Unlocking the Hero Within
Thursday, Jun. 6, 2013
Masked vigilantes. Caped crusaders. Costumed crime fighters.
Every summer, millions of moviegoers flock to crowded multiplexes across the globe to see the latest hero don a really cool costume and venture out into the night to save the world. The notion of heroes has always been linked to individuals who possess superhuman abilities and use their powers to protect humanity against supervillains and evil enterprises. After being thoroughly entertained for a couple of hours, the story ends and we exit the world of “make believe” into the harsh realities of the real world. However, in our 21st century world, danger still exists.
You don’t have to be a character in a Hollywood script to save the world. Take a look at Amanda North, who recently reunited with a Boston bombing survivor, Erika Brannock as shown on AC360. I’m sure Amanda would never call herself “a hero,” but her actions in Boston, as well her role within the Jesuit University in Silicon Valley tell the whole story.
Amanda’s passion for social justice and creating a more just and humane world, is why she decided to join the GSBI™ as a mentor – a critically acclaimed social entrepreneurship accelerator program at Santa Clara University’s Center for Science, Technology, and Society. In a recent conversation at the Center, Amanda shared about how much she loves growing things and getting to the heart of why things matter. She enjoys working with social entrepreneurs because they build products and services that have an immediate impact on the lives of people who need them most. Very humble and non-intimidating, Amanda has a natural essence that engages people in a way that they feel they are a part of a greater human story. Just ask Erika Brannock, who says Amanda saved her life. In response, Amanda modestly says, “I felt like there was a reason why I was there. I just felt this compulsion to go over to you…”

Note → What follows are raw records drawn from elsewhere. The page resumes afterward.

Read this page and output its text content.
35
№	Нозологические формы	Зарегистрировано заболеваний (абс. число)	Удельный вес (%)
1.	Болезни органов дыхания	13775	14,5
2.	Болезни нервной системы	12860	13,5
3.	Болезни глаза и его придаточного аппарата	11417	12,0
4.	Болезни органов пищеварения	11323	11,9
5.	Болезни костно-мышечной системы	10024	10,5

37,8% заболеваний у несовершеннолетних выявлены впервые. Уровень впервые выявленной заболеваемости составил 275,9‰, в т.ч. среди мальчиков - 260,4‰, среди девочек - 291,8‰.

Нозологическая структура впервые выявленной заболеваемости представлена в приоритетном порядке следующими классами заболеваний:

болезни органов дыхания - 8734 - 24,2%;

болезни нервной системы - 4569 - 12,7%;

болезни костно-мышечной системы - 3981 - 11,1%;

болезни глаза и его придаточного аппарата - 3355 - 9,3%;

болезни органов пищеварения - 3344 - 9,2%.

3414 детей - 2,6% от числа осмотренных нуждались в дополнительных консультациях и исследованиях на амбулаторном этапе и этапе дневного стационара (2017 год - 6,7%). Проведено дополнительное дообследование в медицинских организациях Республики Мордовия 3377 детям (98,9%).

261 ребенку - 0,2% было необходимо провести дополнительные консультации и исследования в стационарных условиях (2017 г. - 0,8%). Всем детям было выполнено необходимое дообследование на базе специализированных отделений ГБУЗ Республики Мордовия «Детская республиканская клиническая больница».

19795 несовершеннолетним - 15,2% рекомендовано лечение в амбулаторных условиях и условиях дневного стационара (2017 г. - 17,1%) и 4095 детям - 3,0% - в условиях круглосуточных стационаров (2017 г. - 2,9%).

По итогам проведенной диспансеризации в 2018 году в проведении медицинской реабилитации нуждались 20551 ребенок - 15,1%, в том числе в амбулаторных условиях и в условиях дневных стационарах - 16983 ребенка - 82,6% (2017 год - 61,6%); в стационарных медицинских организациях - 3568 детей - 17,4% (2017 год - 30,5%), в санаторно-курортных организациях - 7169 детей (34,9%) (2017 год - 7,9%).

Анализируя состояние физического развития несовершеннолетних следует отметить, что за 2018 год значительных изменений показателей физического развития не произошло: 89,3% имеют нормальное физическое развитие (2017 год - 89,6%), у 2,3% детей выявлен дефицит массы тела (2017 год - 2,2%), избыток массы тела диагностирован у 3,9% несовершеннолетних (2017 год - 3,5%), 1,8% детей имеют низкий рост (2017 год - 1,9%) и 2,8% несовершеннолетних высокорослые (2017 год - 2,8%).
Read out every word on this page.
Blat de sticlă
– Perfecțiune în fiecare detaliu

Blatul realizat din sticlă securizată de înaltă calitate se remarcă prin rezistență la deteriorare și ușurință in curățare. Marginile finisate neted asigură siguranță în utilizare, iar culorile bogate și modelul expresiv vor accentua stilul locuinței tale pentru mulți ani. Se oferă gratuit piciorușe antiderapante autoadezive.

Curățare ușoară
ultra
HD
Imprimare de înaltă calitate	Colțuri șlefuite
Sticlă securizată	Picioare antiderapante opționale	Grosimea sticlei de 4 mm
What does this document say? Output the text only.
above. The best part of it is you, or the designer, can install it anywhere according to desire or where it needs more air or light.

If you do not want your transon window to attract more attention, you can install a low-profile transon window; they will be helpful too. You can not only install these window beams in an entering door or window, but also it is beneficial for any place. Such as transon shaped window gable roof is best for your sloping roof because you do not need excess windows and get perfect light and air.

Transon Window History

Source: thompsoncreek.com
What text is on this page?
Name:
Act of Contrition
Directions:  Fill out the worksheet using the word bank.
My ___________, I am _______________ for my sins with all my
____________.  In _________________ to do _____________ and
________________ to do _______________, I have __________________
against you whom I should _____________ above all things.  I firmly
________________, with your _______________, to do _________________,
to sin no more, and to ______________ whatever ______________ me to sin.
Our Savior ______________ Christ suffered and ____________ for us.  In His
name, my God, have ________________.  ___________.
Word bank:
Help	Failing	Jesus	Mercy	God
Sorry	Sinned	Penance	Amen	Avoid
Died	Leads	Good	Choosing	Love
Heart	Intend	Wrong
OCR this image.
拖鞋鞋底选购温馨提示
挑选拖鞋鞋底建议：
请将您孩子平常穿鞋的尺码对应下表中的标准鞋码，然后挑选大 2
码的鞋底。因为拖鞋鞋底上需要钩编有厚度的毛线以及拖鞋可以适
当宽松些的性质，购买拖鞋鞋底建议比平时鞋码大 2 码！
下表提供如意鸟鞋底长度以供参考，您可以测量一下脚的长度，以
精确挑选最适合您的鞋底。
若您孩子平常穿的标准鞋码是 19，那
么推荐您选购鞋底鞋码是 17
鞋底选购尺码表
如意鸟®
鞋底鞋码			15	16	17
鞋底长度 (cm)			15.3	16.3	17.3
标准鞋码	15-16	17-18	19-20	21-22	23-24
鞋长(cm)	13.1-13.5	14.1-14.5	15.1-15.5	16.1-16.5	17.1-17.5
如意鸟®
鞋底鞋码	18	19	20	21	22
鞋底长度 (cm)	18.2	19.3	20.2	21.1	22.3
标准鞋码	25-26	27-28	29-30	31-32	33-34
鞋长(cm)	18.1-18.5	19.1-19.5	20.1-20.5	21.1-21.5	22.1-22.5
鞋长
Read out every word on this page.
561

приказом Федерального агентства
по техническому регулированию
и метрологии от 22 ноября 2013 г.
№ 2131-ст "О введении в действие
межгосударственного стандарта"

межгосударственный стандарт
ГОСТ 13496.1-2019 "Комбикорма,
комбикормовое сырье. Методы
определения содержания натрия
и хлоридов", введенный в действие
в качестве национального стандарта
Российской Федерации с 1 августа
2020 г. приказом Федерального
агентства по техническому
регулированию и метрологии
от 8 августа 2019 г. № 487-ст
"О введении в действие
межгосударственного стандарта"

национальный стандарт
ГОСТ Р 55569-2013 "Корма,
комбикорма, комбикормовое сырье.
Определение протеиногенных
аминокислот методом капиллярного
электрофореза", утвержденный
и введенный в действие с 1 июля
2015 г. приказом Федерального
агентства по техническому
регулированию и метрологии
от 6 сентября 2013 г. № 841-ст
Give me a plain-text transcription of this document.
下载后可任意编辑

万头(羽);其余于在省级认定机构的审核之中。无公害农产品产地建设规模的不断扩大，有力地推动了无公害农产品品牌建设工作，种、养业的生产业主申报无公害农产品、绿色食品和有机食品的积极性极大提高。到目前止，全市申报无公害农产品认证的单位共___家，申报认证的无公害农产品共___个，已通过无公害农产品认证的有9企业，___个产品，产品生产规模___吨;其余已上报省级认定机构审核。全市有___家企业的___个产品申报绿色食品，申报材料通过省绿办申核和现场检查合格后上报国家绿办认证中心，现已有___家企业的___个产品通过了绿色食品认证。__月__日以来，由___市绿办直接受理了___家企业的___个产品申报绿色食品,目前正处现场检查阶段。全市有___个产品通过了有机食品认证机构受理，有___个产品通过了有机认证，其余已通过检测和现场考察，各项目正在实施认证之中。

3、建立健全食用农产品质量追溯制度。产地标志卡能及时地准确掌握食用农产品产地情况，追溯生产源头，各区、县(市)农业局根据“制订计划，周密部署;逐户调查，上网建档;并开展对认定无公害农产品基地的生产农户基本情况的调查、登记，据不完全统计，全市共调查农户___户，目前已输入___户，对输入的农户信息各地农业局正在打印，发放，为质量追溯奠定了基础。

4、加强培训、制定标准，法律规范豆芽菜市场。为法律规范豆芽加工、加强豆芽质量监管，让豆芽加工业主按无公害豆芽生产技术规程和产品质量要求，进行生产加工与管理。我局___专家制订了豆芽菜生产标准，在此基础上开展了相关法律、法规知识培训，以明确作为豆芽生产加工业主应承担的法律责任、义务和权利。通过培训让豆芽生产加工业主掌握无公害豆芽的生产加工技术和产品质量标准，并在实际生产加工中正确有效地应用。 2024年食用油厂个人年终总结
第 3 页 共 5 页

It is this same compulsion to act and do something that drives Amanda in her hands-on work with the Center. The Center follows a simple strategy in its mission to benefit the lives of 1 billion of the world’s poor by 2020: Help social entrepreneurs help more people. It’s simple, but powerful in scope and vision. The vision works because it constantly seeks out entrepreneurs who are inspired to dream big, to build something of great value, and who are motivated to get the training and discipline necessary to impact the greater good.
We are proud of Amanda North, and mentors like her who work closely with entrepreneurs that venture out into sweltering hot days and feverishly cold nights tackling everyday problems that face people living in persistent poverty. GSBI Mentors are more than teachers and guides; they are heroes who encourage us to rise to the challenge and do something.